AAPIDA In-Depth | Windy Chien On Her Journey with Knots and Leaning Into the Unknown

Introducing our new AAPIDA interview series where we spotlight our members through in-depth conversations about their background and their craft. Our first feature is Windy Chien, a fine artist based in San Francisco who creates sculptures from individual knots. 

By Vivian Wong

Windy Chien

At first glance, the sheer scale of Windy Chien’s sculptures bowls you over and leaves you capsized, in pure awe. A closer look reveals the series of individual knots that form each piece. Chien’s sculptures are a culmination of smaller components that, together, weave a monumental visual narrative. In this way, Chein’s journey as an artist can be traced to the same starting point as each of her masterpieces: an entire career that started with a single knot. 

Chien is an artist based in San Francisco and uses knotting to create sculptures and site-specific installations. Her previous clients include the National Geographic Society, the De Young Museum, the San Francisco MOMA, Nobu Hotels, Google, the U.S. Department of State, and the Kering Group. Through knotting, Chien explores tensions between assumed ideas within cultural and social constructs.

Chien’s career as an artist began in 2016 with The Year of Knots after 8 years as ​​iTunes product manager, producer, and curator at Apple and 14 years as the owner of Aquarius Records. Chien was at a turning point, breaking away from her established career in tech at 46 to spend a year fully immersed in the pursuit of creativity. She jumped from ceramics to woodworking before finally finding a perfect fit with knotting. Soon after tying her first knots, Chien realized she wanted to create macramé that was distinct from the rest of the world’s. “If most macrame looks alike, [it’s] because there [are] only three or four knots that anybody ever uses [...]. At the time, I didn’t know that there are 4,000 knots in the world, but I thought, I’ll just learn a bunch of knots.
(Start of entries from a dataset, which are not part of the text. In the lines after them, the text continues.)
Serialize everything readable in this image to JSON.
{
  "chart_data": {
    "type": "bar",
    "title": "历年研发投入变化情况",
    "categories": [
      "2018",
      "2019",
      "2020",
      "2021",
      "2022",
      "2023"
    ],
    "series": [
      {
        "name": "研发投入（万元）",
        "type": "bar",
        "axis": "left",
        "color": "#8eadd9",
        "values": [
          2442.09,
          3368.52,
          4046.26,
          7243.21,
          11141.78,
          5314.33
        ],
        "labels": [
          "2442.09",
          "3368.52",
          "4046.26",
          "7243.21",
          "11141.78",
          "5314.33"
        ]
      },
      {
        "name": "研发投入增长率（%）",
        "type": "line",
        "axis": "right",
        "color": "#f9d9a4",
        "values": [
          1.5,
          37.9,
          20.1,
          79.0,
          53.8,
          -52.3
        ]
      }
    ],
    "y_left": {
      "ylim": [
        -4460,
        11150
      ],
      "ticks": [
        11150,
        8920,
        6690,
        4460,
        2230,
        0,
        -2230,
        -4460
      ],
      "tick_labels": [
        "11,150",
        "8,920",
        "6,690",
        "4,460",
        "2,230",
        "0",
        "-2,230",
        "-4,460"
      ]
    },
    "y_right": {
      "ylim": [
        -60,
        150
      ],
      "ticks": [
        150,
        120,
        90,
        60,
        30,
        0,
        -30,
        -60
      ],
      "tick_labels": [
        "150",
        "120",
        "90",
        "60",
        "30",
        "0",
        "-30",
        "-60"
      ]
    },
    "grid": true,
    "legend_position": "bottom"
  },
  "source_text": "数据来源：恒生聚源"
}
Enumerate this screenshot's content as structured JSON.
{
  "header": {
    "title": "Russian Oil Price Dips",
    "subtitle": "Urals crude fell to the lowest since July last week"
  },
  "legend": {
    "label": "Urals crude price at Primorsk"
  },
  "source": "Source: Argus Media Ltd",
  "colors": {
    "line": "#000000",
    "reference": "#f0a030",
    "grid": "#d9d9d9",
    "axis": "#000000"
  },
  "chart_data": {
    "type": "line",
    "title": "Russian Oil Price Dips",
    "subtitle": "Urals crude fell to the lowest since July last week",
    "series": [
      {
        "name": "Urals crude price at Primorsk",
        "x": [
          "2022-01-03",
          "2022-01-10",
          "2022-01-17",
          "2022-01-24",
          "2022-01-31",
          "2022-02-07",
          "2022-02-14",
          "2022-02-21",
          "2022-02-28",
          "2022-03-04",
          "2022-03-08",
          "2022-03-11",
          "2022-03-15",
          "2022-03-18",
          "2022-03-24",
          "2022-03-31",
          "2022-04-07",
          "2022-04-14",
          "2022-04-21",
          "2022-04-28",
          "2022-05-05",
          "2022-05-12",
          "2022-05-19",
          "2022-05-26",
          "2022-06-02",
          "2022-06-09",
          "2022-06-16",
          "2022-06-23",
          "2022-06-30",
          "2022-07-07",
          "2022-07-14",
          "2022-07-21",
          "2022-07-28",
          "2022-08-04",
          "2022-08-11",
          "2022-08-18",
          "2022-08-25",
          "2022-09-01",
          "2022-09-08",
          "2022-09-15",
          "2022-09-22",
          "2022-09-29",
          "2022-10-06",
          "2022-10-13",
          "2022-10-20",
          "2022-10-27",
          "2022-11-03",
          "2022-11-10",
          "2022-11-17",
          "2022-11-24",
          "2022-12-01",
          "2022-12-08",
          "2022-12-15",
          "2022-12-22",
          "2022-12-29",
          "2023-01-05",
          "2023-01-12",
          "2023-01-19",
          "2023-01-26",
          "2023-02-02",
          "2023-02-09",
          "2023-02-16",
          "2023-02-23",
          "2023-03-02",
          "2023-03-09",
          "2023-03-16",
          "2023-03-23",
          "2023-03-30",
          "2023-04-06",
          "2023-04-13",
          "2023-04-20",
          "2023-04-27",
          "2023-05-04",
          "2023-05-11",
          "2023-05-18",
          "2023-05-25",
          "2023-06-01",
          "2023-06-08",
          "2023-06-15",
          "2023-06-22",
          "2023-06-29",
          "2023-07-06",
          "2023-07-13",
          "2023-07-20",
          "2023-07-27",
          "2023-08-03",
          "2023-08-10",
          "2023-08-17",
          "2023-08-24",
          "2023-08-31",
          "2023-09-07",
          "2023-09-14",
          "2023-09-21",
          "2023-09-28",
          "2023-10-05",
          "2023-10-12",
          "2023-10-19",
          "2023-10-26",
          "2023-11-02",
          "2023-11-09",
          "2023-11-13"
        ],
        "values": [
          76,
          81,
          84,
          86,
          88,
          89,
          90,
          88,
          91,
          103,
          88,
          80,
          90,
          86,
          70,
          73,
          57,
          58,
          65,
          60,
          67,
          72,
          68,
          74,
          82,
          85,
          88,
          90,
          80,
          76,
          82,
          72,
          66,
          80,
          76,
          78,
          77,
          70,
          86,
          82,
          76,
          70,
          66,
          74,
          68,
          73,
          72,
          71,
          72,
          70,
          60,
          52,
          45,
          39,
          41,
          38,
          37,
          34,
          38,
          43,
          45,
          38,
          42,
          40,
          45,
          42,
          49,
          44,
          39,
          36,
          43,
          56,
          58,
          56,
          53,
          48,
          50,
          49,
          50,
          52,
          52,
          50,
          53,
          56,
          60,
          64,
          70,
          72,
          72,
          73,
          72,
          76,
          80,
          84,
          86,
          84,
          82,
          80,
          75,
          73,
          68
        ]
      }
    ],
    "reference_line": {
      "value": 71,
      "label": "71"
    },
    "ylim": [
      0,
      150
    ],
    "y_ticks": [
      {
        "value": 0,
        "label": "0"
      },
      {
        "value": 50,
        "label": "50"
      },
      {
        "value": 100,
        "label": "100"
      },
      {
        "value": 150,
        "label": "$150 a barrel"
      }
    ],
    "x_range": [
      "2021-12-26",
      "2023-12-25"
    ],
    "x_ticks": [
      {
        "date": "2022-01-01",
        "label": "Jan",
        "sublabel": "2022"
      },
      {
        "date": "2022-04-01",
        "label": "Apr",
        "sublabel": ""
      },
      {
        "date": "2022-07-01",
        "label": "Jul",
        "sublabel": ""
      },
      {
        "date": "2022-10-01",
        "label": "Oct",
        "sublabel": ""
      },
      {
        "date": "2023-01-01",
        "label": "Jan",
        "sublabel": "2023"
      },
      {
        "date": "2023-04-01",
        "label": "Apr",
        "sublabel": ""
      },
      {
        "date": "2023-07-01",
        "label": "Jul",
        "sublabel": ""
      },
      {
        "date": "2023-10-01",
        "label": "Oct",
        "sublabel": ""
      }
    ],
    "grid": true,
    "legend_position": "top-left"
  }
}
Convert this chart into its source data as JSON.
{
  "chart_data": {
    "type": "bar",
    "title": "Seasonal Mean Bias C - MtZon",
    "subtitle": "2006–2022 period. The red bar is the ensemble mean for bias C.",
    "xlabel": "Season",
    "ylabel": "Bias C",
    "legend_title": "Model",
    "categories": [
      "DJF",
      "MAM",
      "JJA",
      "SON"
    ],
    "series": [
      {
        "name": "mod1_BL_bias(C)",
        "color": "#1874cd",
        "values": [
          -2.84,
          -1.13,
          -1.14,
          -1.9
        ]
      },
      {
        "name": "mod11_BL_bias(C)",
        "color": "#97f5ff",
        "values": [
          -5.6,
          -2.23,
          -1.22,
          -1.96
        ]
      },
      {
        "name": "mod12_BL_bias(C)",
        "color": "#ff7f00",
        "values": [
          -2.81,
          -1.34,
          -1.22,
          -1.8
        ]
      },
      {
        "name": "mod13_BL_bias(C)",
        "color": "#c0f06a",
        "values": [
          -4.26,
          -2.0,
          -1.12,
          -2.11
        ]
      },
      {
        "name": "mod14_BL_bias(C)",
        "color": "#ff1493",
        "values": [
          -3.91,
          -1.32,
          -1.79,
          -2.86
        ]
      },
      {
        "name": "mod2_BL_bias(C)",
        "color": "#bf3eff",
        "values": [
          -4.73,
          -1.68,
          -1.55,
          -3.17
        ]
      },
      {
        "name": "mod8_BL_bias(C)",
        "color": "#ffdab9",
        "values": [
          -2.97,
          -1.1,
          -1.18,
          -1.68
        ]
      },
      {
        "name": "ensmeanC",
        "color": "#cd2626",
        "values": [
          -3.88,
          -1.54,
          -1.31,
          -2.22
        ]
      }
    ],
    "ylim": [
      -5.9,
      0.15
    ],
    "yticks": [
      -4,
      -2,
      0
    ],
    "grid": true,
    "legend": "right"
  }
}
I’ll learn one knot every day for a whole year.”

Over the course of a year, Chien hung each new knot she learned on her wall. As the months passed, she realized the knots began to form a project bigger than she imagined; together, they transformed into a full art installation, and, above all, her first work of art. Chien posted her progress through The Year of Knots on social media and amassed a flood of public and media attention. Multiple book publishers reached out to her to write a book about her experience, and she signed her first book deal. The Year of Knots was an instant hit. 

Although the year of knots drew a wave of public attention, Chien was cautious about pursuing art full-time. As a descendant of Asian American immigrants, practicality was a major emphasis; the idea only became viable when she began to receive increased interest from prospective customers after the publication of her book. “I was very focused on, can I make a living from this? Does this have legs? Can I support myself?”

 The tension between caution and the ability to lean into the unknown remains a balance Chien continues to navigate even today. A month ago, she finished a 2-week expedition towards the North Pole aboard a three-masted schooner as a participant of the Arctic Circle Residency where she crafted a net from blue rope on the Arctic ice. Hanging the net at the front of the ship, a fellow artist from the residency suggested to be suspended within the net nude above the water. The photo of the performance depicts vulnerability and trust as the artist depends on the net to hold her from falling into the ocean. Against the Arctic backdrop, the net contrasts with the colossal glacier behind it, emphasizing the scale of the moment.

As this residency did not require her to have a completed piece by the end of it, Chien’s decision to create the net was an improvisation. When asked about the biggest takeaway from her time at the Arctic Circle Residency, Chien says, “I learned that I don’t have to have a plan. I can just go in and respond in a creative way”.

But hasn’t her path as an artist been largely defined by her ability to lean into the unknown? From the moment she decided to leave Apple, she has always stepped forward into uncertainty, weaving beauty out of the unknown with every single knot. Thinking for a while, Chien muses, “Yeah…Maybe it's a lesson I needed to learn again[...]But that’s funny because I didn’t really recognize it as a lesson that I had learned before. That’s funny. That’s really amazing.”

In the end, it’s the breadth of her work and being a witness to these individual steps that comprise a whole journey that really takes our breath away. As Chien continues to weave her art, there is one enveloping emotion she hopes her viewers will be able to take away from her work: “[T]hat is a sense of awe and coming in close second, is delight[…]that sense of being part of this thing that's very big, but it was made for the community[… ]The sense of something that's bigger than any one person.”

Windy Chien on AAPIDA:
“I heard about AAPIDA when Kevin Pong and Noz Nozawa held the kickoff event here in San Francisco in January 2024. While I had worked with several members of the AAPI design world previously, gathering everyone together felt so right: Manifesting a community that already existed under a common banner that we can all wear proudly. When I meet with an AAPI designer, there is an immediate commonality and trust, things I value very much. Already a few commissions have come my way via our community, for which I’m grateful.”